Adjunct takes second run at Texas House seat

Joanna Cattanach hugs her son at a watch party event on Tuesday night at Matt’s Rancho Martinez in Dallas. Photo by Baylie Tucker/The Et Cetera
By LINDSEY CRAFT
@LindseycraftETC

Joanna Cattanach will likely get a second chance at becoming the representative for Texas House District 108.

Joanna Cattanach, right, talks with potential voters outside of Geneva Heights Elementary School on election day. Photo by Baylie Tucker/The Et Cetera

Late Tuesday night she was well on her way to securing the Democratic nomination with 58.4 percent of the vote and 58 percent of precincts reporting.

Cattanach, who is an adjunct broadcast journalism professor at Eastfield, lost to Republican Morgan Meyer by 220 votes in the 2018 general election. After the defeat she vowed to “finish what we started” in 2020.

“This momentum and this effort and all this that we built together, I wasn’t going to just walk away from it,” she said, “especially when it came down to that close of a margin.”

Since conceding her race to Meyer, Cattanach has worked hard to improve her campaign strategy. She started contacting voters earlier than anticipated, worked with more volunteers and improved her fundraising efforts.

One of the biggest challenges for Cattanach has been fundraising.

Her closest challenger, Shawn Terry, is an investment banker and a former Republican who outraised her 2 to 1 in campaign contributions.

“Money does not win elections,” she said while watching election results during her watch party at Matt’s Rancho Martinez in Dallas. “It’s a factor but it’s not [the only thing], and no matter how many times we said it, nobody would believe it until election night results come out.”

Terry was second with 26.59 percent of the vote at press time Tuesday, and Tom Ervin was third with 14.94 percent.

Joanna Cattanach thanks voters at the Dallas County Democratic watch party for their support after hearing she had gotten 58 percent of the early vote. Photo by Anthony Lazon/The Et Cetera

Instead of letting money drive her campaign, Cattanach focused on voters and direct voter contact.

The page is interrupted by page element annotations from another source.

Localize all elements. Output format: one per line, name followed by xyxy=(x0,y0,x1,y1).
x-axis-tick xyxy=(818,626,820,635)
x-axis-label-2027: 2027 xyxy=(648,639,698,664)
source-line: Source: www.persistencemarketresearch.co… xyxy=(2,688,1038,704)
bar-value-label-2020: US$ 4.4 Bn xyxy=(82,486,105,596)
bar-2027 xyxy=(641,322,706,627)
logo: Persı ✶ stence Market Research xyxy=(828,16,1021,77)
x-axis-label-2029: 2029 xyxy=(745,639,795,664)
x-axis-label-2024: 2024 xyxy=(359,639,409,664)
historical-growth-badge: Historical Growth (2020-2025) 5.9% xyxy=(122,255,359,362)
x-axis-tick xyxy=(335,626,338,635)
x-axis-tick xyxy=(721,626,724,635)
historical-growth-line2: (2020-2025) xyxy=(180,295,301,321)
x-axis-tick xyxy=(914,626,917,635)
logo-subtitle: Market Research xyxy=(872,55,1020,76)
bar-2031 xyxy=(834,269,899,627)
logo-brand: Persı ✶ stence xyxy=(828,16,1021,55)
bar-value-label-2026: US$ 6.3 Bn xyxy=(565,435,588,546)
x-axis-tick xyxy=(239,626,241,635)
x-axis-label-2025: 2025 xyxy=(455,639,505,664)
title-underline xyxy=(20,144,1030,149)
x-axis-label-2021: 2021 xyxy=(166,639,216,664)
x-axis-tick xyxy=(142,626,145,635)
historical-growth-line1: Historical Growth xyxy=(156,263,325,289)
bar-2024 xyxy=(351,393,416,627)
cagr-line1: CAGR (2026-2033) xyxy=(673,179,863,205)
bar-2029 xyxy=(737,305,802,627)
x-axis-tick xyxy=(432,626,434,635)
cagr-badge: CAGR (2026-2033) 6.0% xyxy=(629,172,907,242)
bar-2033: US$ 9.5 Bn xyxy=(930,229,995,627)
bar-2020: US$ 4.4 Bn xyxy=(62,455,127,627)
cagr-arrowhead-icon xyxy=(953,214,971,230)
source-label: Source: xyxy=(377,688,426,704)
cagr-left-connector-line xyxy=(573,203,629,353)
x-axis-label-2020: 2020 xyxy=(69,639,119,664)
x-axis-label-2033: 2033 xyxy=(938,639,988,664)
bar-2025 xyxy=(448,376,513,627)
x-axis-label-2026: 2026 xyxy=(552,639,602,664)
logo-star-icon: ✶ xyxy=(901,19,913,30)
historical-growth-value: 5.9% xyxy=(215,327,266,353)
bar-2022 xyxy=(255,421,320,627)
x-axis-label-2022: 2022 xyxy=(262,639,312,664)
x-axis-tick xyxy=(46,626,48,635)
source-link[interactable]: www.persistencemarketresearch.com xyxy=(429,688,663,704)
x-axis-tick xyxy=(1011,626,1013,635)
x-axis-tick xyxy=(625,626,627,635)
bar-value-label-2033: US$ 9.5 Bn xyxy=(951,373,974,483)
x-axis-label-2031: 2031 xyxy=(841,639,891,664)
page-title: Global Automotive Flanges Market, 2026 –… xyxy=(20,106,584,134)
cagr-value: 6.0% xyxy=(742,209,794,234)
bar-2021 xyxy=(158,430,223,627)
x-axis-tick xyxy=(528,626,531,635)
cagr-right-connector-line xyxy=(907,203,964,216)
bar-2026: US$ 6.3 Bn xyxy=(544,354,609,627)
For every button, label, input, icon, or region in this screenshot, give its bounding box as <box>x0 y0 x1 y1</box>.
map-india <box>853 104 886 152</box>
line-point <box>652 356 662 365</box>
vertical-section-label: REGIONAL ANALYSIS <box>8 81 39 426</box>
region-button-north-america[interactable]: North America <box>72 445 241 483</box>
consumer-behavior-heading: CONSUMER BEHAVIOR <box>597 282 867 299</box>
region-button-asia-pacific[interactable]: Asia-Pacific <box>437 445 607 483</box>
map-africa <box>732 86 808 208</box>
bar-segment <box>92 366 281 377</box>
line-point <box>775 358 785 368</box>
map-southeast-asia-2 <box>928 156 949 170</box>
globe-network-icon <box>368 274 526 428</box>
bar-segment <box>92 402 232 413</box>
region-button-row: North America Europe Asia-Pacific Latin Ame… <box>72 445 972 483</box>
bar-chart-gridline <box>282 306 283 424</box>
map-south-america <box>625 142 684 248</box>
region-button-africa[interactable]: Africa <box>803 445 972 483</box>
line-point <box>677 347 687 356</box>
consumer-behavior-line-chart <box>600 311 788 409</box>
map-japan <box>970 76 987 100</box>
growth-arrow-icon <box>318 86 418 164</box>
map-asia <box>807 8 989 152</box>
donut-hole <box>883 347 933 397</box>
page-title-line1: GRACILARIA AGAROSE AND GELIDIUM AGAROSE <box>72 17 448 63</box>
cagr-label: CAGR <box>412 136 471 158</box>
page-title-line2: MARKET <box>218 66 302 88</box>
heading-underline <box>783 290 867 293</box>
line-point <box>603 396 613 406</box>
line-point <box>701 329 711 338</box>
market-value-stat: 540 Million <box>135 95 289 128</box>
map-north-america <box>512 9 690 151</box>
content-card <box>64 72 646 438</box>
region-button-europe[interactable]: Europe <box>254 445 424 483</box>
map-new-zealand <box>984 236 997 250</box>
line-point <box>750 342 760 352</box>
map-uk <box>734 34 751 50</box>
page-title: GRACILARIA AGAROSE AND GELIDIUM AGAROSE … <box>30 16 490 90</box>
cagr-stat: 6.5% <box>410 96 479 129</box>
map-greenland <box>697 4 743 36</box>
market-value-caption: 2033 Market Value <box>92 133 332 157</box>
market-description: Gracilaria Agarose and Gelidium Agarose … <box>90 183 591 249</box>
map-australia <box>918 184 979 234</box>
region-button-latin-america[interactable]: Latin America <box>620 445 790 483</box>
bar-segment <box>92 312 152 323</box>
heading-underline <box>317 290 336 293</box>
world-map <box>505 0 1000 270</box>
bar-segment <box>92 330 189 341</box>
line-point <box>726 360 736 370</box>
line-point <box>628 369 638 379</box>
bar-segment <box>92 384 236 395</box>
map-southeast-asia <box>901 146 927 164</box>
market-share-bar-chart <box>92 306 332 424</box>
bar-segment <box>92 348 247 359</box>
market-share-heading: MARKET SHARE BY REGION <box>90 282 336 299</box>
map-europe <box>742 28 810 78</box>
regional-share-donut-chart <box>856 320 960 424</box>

She said her focus was to get in front of as many voters as she could with the right message.

“The fascination and total attention on money is exclusive to a donor class and often just a headline in the newspapers,” she said. “Most voters aren’t reading those headlines and aren’t in the donor class.”

Cattanach said the issues that are most important to her are the ones that are most important to her district.

“We will be talking about redistricting, health care, public education and common-sense gun legislation,” she said. Dallas social worker Nancy Rodriguez attended the watch party to show her support for Cattanach.

“I think that she is strong on the issues and is clear in her convictions and what she thinks matters, which is health care, education and reproductive rights,” Rodriguez said. “I feel that she is a strong candidate and is very clear in what she stands for.”

Also attending the party was Cameron O’Bannon, who has been a volunteer for Cattanach’s campaign, canvassing local communities and greeting voters at the polls.

“I’m really committed to taking back the State House in advance of 2020,” he said. “Joanna’s campaign seemed like a really great way to do that, and I’m excited about the possibility of winning those nine seats we need to win.”